The green argument works for water bottles but not for fuel tanks. Plus this is China we're talking about which is far from the most restrictive place when it comes to emissions and pollutants. Heck pretty much every major automobile manufacturer on the planet has been using plastic manifolds and fuel tanks on vehicles for decades now. I'm quite certain these Chinese manufacturers went back to steel because recycling the worlds scrap metal and stamping them and having some guy off the street splatter some welds on is simply cheaper than investing in plastic molding machinery.


----------



## mikeklaphake (Mar 19, 2018)

1132le said:


> You have 7.8 hp engine on a 28 bucket of course it struggles in deep snow and wet snow
> it's fairly known that its under powered


I'm not sure about that. It handled a solid 15" last April no problem at all before I added the filter. When I say it gets bogged down in deeper snow, I am talking 5-6". This machine shouldn't even flinch at that. 

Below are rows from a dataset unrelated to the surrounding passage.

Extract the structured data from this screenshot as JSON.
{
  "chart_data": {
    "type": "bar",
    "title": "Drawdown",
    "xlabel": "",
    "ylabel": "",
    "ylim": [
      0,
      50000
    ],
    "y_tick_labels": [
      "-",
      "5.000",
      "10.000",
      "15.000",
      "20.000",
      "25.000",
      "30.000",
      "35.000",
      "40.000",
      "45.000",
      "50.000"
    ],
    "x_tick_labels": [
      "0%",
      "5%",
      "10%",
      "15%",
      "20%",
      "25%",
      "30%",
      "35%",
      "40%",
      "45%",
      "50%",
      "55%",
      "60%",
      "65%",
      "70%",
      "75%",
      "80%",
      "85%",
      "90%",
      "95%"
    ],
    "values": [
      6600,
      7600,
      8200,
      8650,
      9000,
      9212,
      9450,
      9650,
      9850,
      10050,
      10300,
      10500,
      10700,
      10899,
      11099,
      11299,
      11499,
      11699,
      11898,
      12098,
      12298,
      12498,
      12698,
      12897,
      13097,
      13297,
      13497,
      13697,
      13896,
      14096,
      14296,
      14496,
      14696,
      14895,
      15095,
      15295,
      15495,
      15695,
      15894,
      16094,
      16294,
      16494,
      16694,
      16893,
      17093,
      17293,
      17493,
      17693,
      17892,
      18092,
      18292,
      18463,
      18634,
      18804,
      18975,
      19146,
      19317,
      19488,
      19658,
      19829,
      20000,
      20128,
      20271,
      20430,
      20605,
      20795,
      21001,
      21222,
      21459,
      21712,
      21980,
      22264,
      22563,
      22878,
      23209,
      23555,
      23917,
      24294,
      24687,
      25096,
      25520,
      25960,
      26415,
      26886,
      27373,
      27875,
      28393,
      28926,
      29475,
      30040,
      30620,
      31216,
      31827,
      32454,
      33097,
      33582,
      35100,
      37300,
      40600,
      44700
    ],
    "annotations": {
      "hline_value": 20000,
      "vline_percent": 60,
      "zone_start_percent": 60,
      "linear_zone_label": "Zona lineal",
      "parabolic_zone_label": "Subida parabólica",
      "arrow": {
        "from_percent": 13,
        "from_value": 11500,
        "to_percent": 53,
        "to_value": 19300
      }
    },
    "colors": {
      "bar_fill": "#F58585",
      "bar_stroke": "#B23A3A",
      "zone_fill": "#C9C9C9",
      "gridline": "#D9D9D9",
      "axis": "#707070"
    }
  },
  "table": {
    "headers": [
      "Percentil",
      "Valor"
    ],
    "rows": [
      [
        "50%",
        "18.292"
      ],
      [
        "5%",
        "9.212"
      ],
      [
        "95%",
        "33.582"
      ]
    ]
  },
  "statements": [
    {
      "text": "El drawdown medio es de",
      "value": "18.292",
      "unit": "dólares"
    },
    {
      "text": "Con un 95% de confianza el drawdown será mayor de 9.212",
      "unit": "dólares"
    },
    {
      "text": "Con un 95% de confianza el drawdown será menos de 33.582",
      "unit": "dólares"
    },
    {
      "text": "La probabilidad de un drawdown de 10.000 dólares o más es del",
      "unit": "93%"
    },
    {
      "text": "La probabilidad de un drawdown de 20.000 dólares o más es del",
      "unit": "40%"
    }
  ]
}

Thanks for the insight everyone. I am going to try the red 150 micron filter and see if that helps.


----------



## Lottstodo (Feb 16, 2018)

When your back working on this you may want to check the fuel shut off valve, I have had a couple ariens that the valve had some debris in it and was restricting fuel and sometimes cut the fuel right off in the on position. Turning it off then on again it would let fuel through, and then start acting up to do the same thing of restricting, this was the factory shut off.


----------



## HCBPH (Mar 8, 2011)

Just a thought here on the fuel tank lining issue. I've not had to use it, but I've read about a apply yourself liner material that you flow around the inside of an automobile gas tank and once flowed in and dried it supposedly seals all leaks and rust that may exist in the tank. If it applies and could work, might be work checking out.


----------